ブルー・フィールド
 
 学校に着き、急いで部室へ行く……が時既に遅し。

 部室の前には貼紙が一枚。

『寝坊した浅野へ。体育教官室まで来い』

 いや、寝坊したんじゃなくて忘れてただけなんだけどね。

 あ、余計タチ悪いか。


 体育教官室……お化け屋敷よりも怖い。

 藤木先生も怖いが、もっと怖い先生がいる所でもある。

 天然なのか人工なのか、パンチパーマに顔つきも完全にヤンキー丸出しのバスケ部顧問、西尾(いつも赤いジャージ着てるが仮面は付けてない)

 普段はニコニコ愛想の良いとっつき易い印象ながら、怒らせると手がつけられない野球部顧問の吉田。

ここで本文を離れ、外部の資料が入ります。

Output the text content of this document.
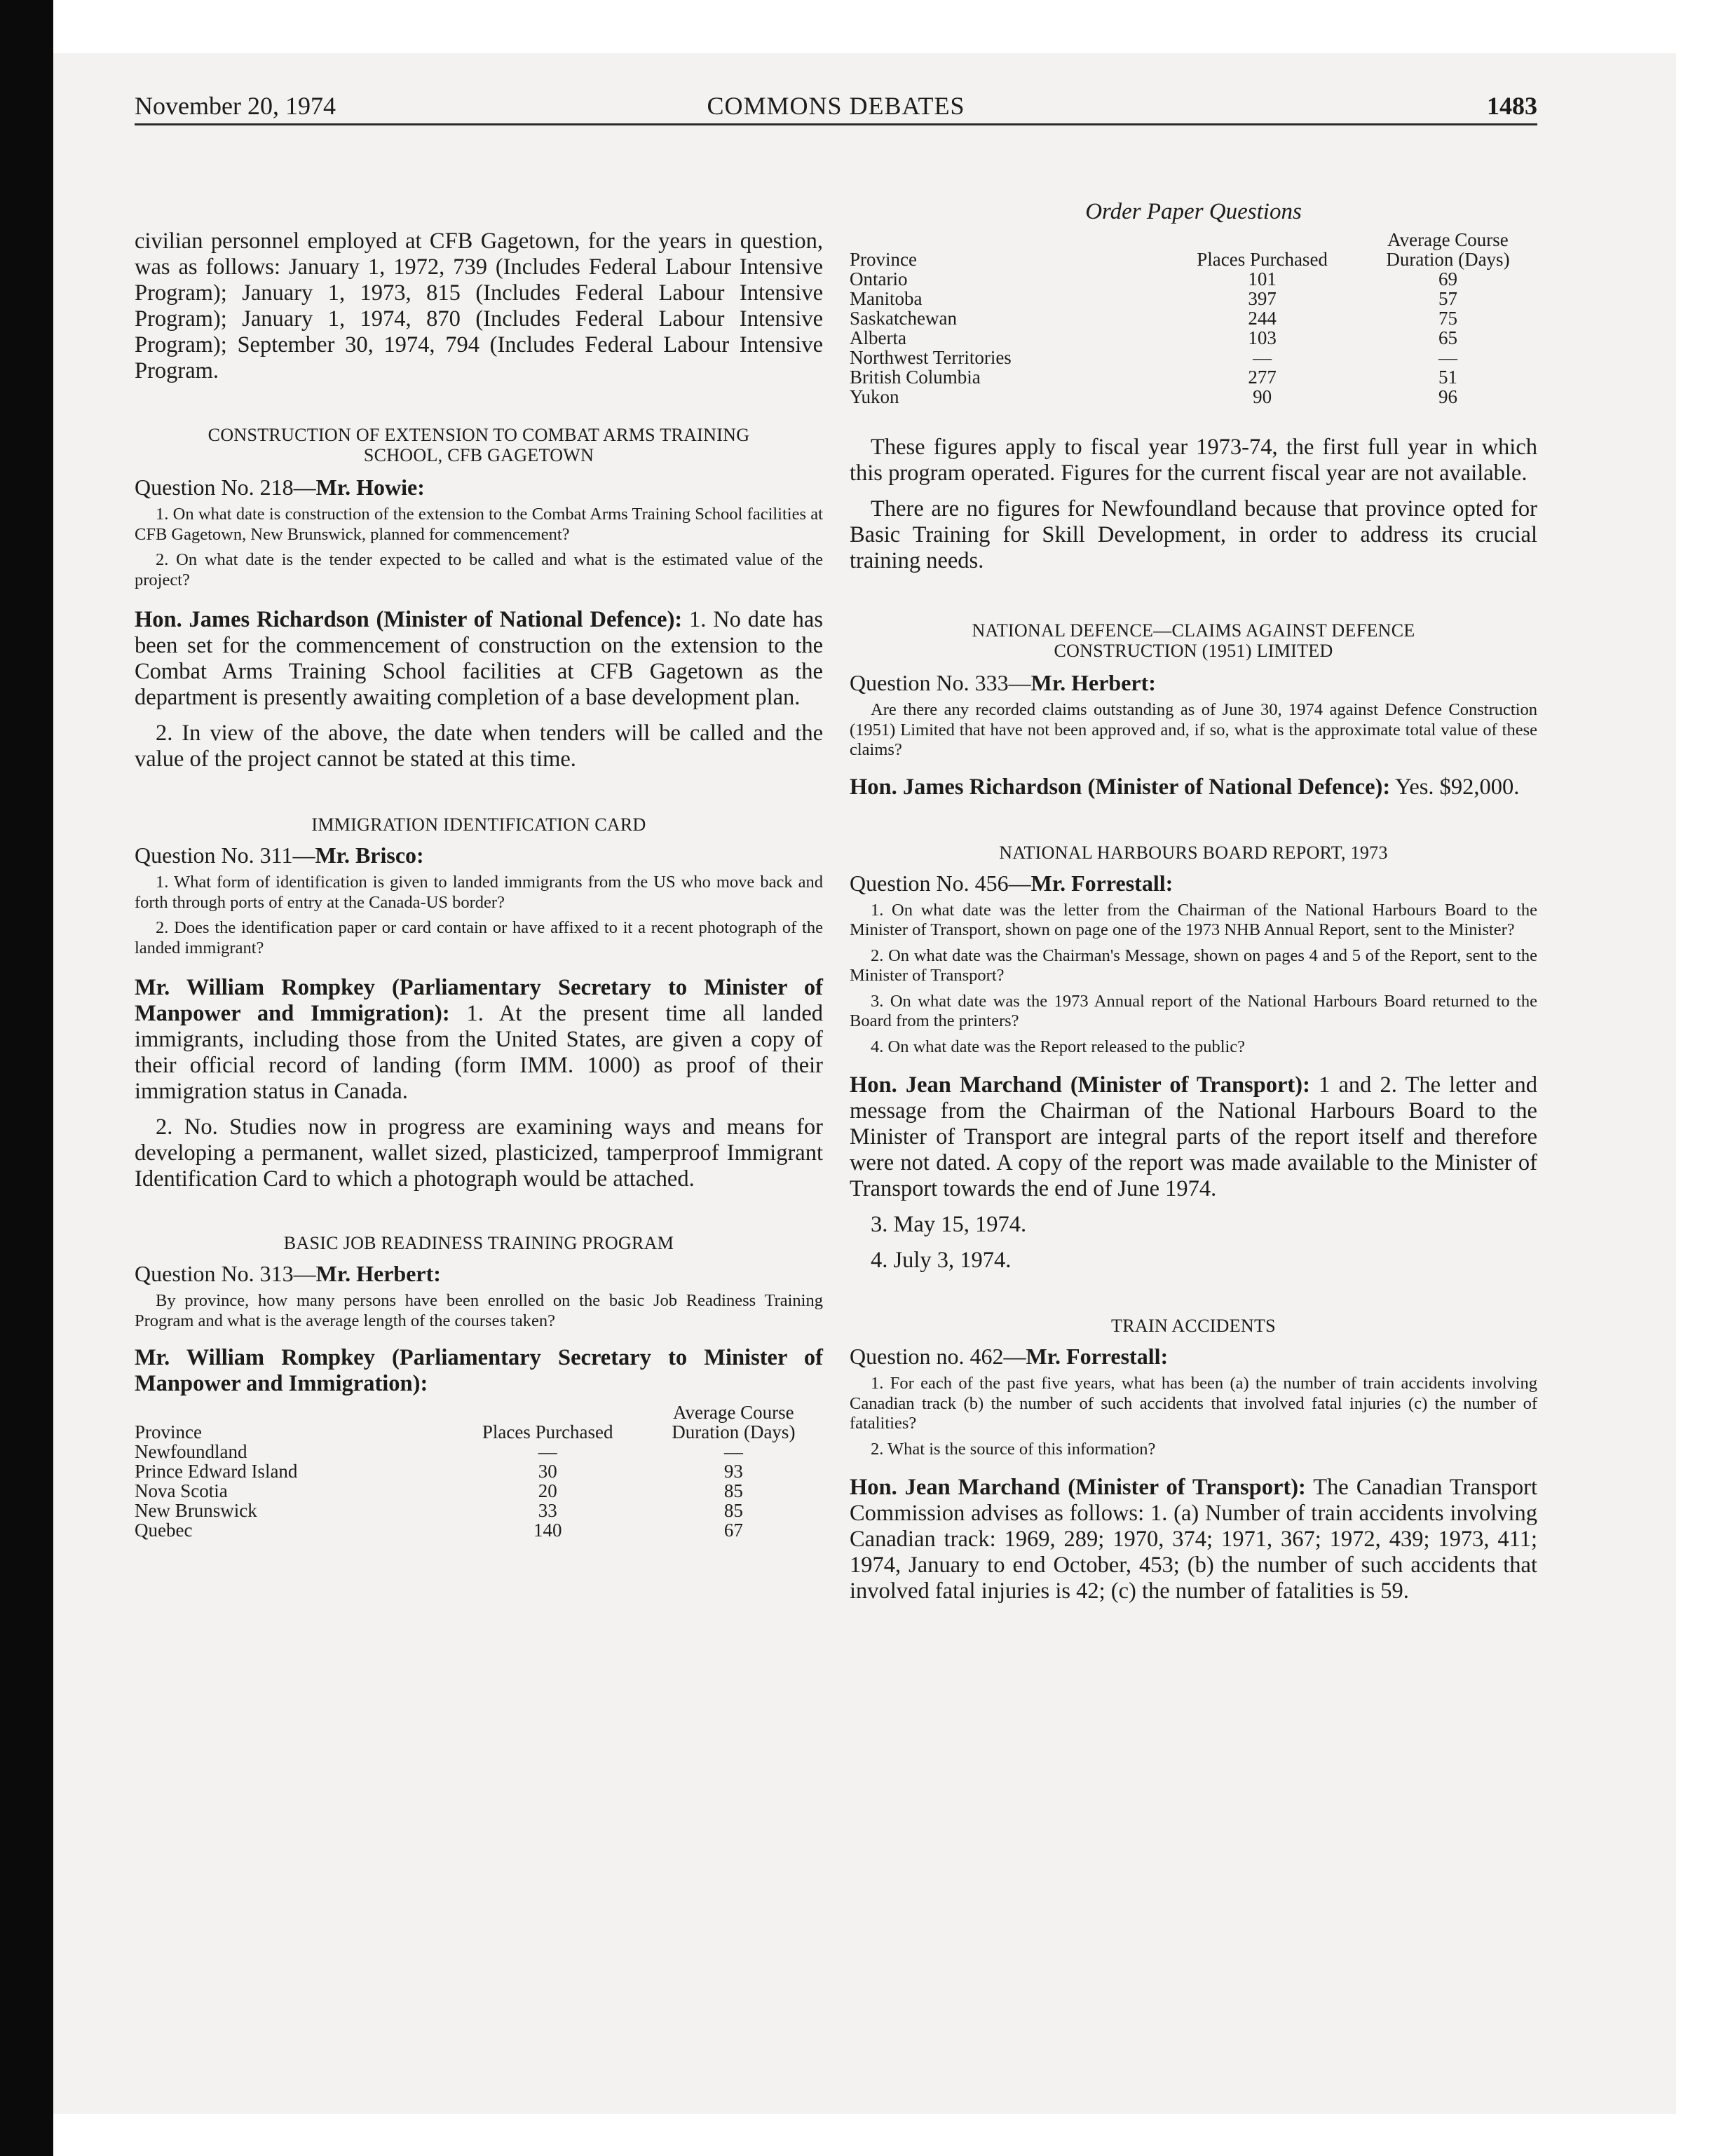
COMMONS DEBATES
November 20, 1974	1483

civilian personnel employed at CFB Gagetown, for the years in question, was as follows: January 1, 1972, 739 (Includes Federal Labour Intensive Program); January 1, 1973, 815 (Includes Federal Labour Intensive Program); January 1, 1974, 870 (Includes Federal Labour Intensive Program); September 30, 1974, 794 (Includes Federal Labour Intensive Program.

CONSTRUCTION OF EXTENSION TO COMBAT ARMS TRAINING
SCHOOL, CFB GAGETOWN

Question No. 218—Mr. Howie:

1. On what date is construction of the extension to the Combat Arms Training School facilities at CFB Gagetown, New Brunswick, planned for commencement?

2. On what date is the tender expected to be called and what is the estimated value of the project?

Hon. James Richardson (Minister of National Defence): 1. No date has been set for the commencement of construction on the extension to the Combat Arms Training School facilities at CFB Gagetown as the department is presently awaiting completion of a base development plan.

2. In view of the above, the date when tenders will be called and the value of the project cannot be stated at this time.

IMMIGRATION IDENTIFICATION CARD

Question No. 311—Mr. Brisco:

1. What form of identification is given to landed immigrants from the US who move back and forth through ports of entry at the Canada-US border?

2. Does the identification paper or card contain or have affixed to it a recent photograph of the landed immigrant?

Mr. William Rompkey (Parliamentary Secretary to Minister of Manpower and Immigration): 1. At the present time all landed immigrants, including those from the United States, are given a copy of their official record of landing (form IMM. 1000) as proof of their immigration status in Canada.

2. No. Studies now in progress are examining ways and means for developing a permanent, wallet sized, plasticized, tamperproof Immigrant Identification Card to which a photograph would be attached.

BASIC JOB READINESS TRAINING PROGRAM

Question No. 313—Mr. Herbert:

By province, how many persons have been enrolled on the basic Job Readiness Training Program and what is the average length of the courses taken?

Mr. William Rompkey (Parliamentary Secretary to Minister of Manpower and Immigration):

Province	Places Purchased	Average Course
Duration (Days)

Newfoundland	—	—
Prince Edward Island	30	93
Nova Scotia	20	85
New Brunswick	33	85
Quebec	140	67

Order Paper Questions

Province	Places Purchased	Average Course
Duration (Days)

Ontario	101	69
Manitoba	397	57
Saskatchewan	244	75
Alberta	103	65
Northwest Territories	—	—
British Columbia	277	51
Yukon	90	96

These figures apply to fiscal year 1973-74, the first full year in which this program operated. Figures for the current fiscal year are not available.

There are no figures for Newfoundland because that province opted for Basic Training for Skill Development, in order to address its crucial training needs.

NATIONAL DEFENCE—CLAIMS AGAINST DEFENCE
CONSTRUCTION (1951) LIMITED

Question No. 333—Mr. Herbert:

Are there any recorded claims outstanding as of June 30, 1974 against Defence Construction (1951) Limited that have not been approved and, if so, what is the approximate total value of these claims?

Hon. James Richardson (Minister of National Defence): Yes. $92,000.

NATIONAL HARBOURS BOARD REPORT, 1973

Question No. 456—Mr. Forrestall:

1. On what date was the letter from the Chairman of the National Harbours Board to the Minister of Transport, shown on page one of the 1973 NHB Annual Report, sent to the Minister?

2. On what date was the Chairman's Message, shown on pages 4 and 5 of the Report, sent to the Minister of Transport?

3. On what date was the 1973 Annual report of the National Harbours Board returned to the Board from the printers?

4. On what date was the Report released to the public?

Hon. Jean Marchand (Minister of Transport): 1 and 2. The letter and message from the Chairman of the National Harbours Board to the Minister of Transport are integral parts of the report itself and therefore were not dated. A copy of the report was made available to the Minister of Transport towards the end of June 1974.

3. May 15, 1974.

4. July 3, 1974.

TRAIN ACCIDENTS

Question no. 462—Mr. Forrestall:

1. For each of the past five years, what has been (a) the number of train accidents involving Canadian track (b) the number of such accidents that involved fatal injuries (c) the number of fatalities?

2. What is the source of this information?

Hon. Jean Marchand (Minister of Transport): The Canadian Transport Commission advises as follows: 1. (a) Number of train accidents involving Canadian track: 1969, 289; 1970, 374; 1971, 367; 1972, 439; 1973, 411; 1974, January to end October, 453; (b) the number of such accidents that involved fatal injuries is 42; (c) the number of fatalities is 59.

 本来なら1年生の体育を担当している西尾しか知らないんだが。

 部室の鍵は体育教官室にあり、それを取りに行くのは一年生の役目。

 自然と吉田とも顔見知りになる。

 特に水泳部の場合、プールの入口の手前、校庭の南端は野球部のベンチサイドがあり、挨拶どころか、日常的に会話もする。

 恐る恐る体育教官室へ近付き、上半分がガラスになっている入口から、こそっと中を覗き込む。

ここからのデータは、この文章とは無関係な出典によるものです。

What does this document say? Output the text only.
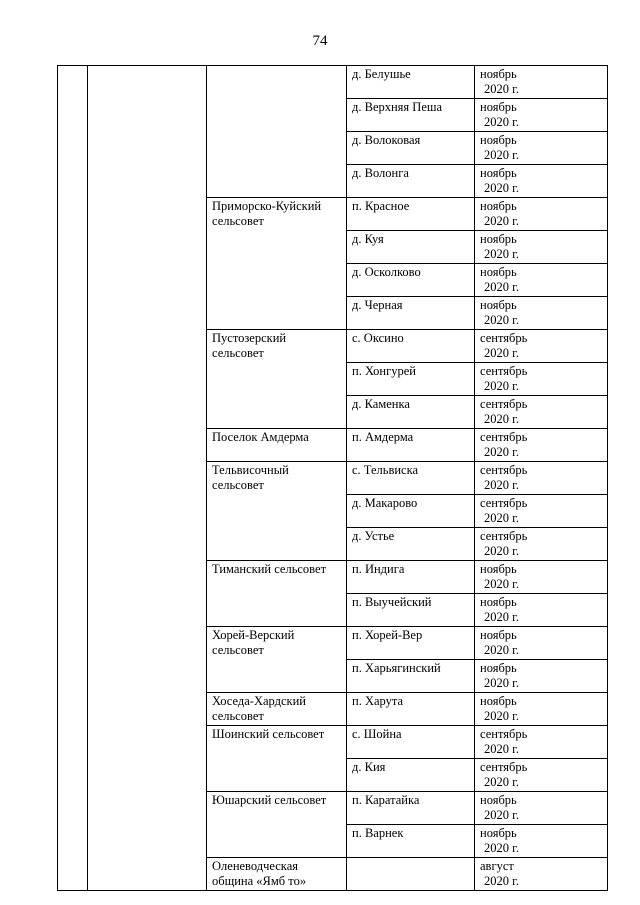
74
			д. Белушье	ноябрь
2020 г.

			д. Верхняя Пеша	ноябрь
2020 г.

			д. Волоковая	ноябрь
2020 г.

			д. Волонга	ноябрь
2020 г.

		Приморско-Куйский сельсовет	п. Красное	ноябрь
2020 г.

			д. Куя	ноябрь
2020 г.

			д. Осколково	ноябрь
2020 г.

			д. Черная	ноябрь
2020 г.

		Пустозерский сельсовет	с. Оксино	сентябрь
2020 г.

			п. Хонгурей	сентябрь
2020 г.

			д. Каменка	сентябрь
2020 г.

		Поселок Амдерма	п. Амдерма	сентябрь
2020 г.

		Тельвисочный сельсовет	с. Тельвиска	сентябрь
2020 г.

			д. Макарово	сентябрь
2020 г.

			д. Устье	сентябрь
2020 г.

		Тиманский сельсовет	п. Индига	ноябрь
2020 г.

			п. Выучейский	ноябрь
2020 г.

		Хорей-Верский сельсовет	п. Хорей-Вер	ноябрь
2020 г.

			п. Харьягинский	ноябрь
2020 г.

		Хоседа-Хардский сельсовет	п. Харута	ноябрь
2020 г.

		Шоинский сельсовет	с. Шойна	сентябрь
2020 г.

			д. Кия	сентябрь
2020 г.

		Юшарский сельсовет	п. Каратайка	ноябрь
2020 г.

			п. Варнек	ноябрь
2020 г.

		Оленеводческая община «Ямб то»		август
2020 г.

 体育教師4人(既出3人以外にも天野という、こちらは普通の体育教師がいる)の姿が見える。

 今ならみんな機嫌が良いのか?

 お茶を飲みながら談笑して、あ、煎餅食ってる。

 海苔巻き煎餅か、あれ、好きなんだよね。

 って言ってる場合じゃなくて。

「失礼します」

 さすがに堂々と入るのも気が引けるので、こそっと入ってみた。

「浅野! 何やってたの!」

 うっわー、やっぱ怒ってるよ。

「みんな早く来てミーティングやってたって言うのに!」

「すいません……」

 高橋ばりに小声になるが、しまった!

「こ・え・が・ち・い・さ・い!」

 藤木先生の右手が俺の下あごを掴んでます。

 マジ痛いんすけど。

「まったく。連絡事項は寺尾から聞いときなさい」

 うう、謝罪の為だけにここへ呼ばれたんですね。